For any iPhone user who's thought to himself, "You know, I really miss that," there's MyScript Stack. This "handwriting keyboard" replaces the QWERTY with a dedicated area for scribbling letters, one on top of another.

That might come as good news to someone who prefers a stylus to a keyboard, or who's constantly fat-fingering onscreen keys. The Stack input area provides plenty of room for entering letters with either a stylus or fingertip, and there's zero lag between your strokes and its recognition of them. It's all very smooth, in a way that early PDA-powered attempts at handwriting recognition weren't.

But is it really any faster or easier than the stock iOS 8 keyboard, or an amped-up third-party keyboard like SwiftKey or Swype? I'm not sold.

For one thing, there's simply no question that it takes longer to draw a letter than it does to tap it. Granted, if you're not intimately familiar with the layout of a QWERTY keyboard and therefore have to hunt for every letter, drawing might prove faster. But if you know how to type, Stack will definitely slow you down.

The app does offer predictive text, same as all the aforementioned keyboards. So that helps. But in my tests, Stack frequently delivered weird results, especially with regard to capitalization. Sometimes it would capitalize letters that were clearly meant to be lowercase (like words in the middle of a sentence), and sometimes it would actually mix capital and lowercase letters within the same word. Draw the letter "c," for example, and you might get uppercase or you might get lowercase.

The old PalmPilot solved this dilemma perfectly by dividing the input area into sections: lowercase letters were drawn on the left, numbers and symbols on the right, and uppercase across the middle. Stack might benefit from a similar option.

The app also suffers from less-than-stellar recognition.

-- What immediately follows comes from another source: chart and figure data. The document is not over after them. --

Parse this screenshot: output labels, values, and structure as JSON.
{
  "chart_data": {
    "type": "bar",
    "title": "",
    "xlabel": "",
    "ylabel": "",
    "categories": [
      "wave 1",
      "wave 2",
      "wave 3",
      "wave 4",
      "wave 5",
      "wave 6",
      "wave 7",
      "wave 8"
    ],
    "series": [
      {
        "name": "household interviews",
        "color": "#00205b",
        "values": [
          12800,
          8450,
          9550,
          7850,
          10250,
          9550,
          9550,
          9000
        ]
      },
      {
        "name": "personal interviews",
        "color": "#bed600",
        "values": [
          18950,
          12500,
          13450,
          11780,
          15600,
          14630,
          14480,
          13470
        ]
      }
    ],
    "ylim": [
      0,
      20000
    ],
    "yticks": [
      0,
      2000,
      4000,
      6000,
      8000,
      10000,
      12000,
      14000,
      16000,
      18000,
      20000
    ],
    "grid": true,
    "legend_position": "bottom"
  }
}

Draw a lowercase "h," for instance, and you might find yourself with a "4." And therein lies the problem with virtually all handwriting recognition: everyone scribbles differently. My "h" is a little sloppy, sure, but I'm not going to use a "4" in the middle of a word. The predictive text helps compensate for this at times, but in the end I simply couldn't warm to Stack. Too slow, too imprecise, too frustrating.

Fortunately, it's free, so you've got nothing to lose by trying it. Maybe with some bug fixes and improvements it could give handwriting fans the input option they've longed for.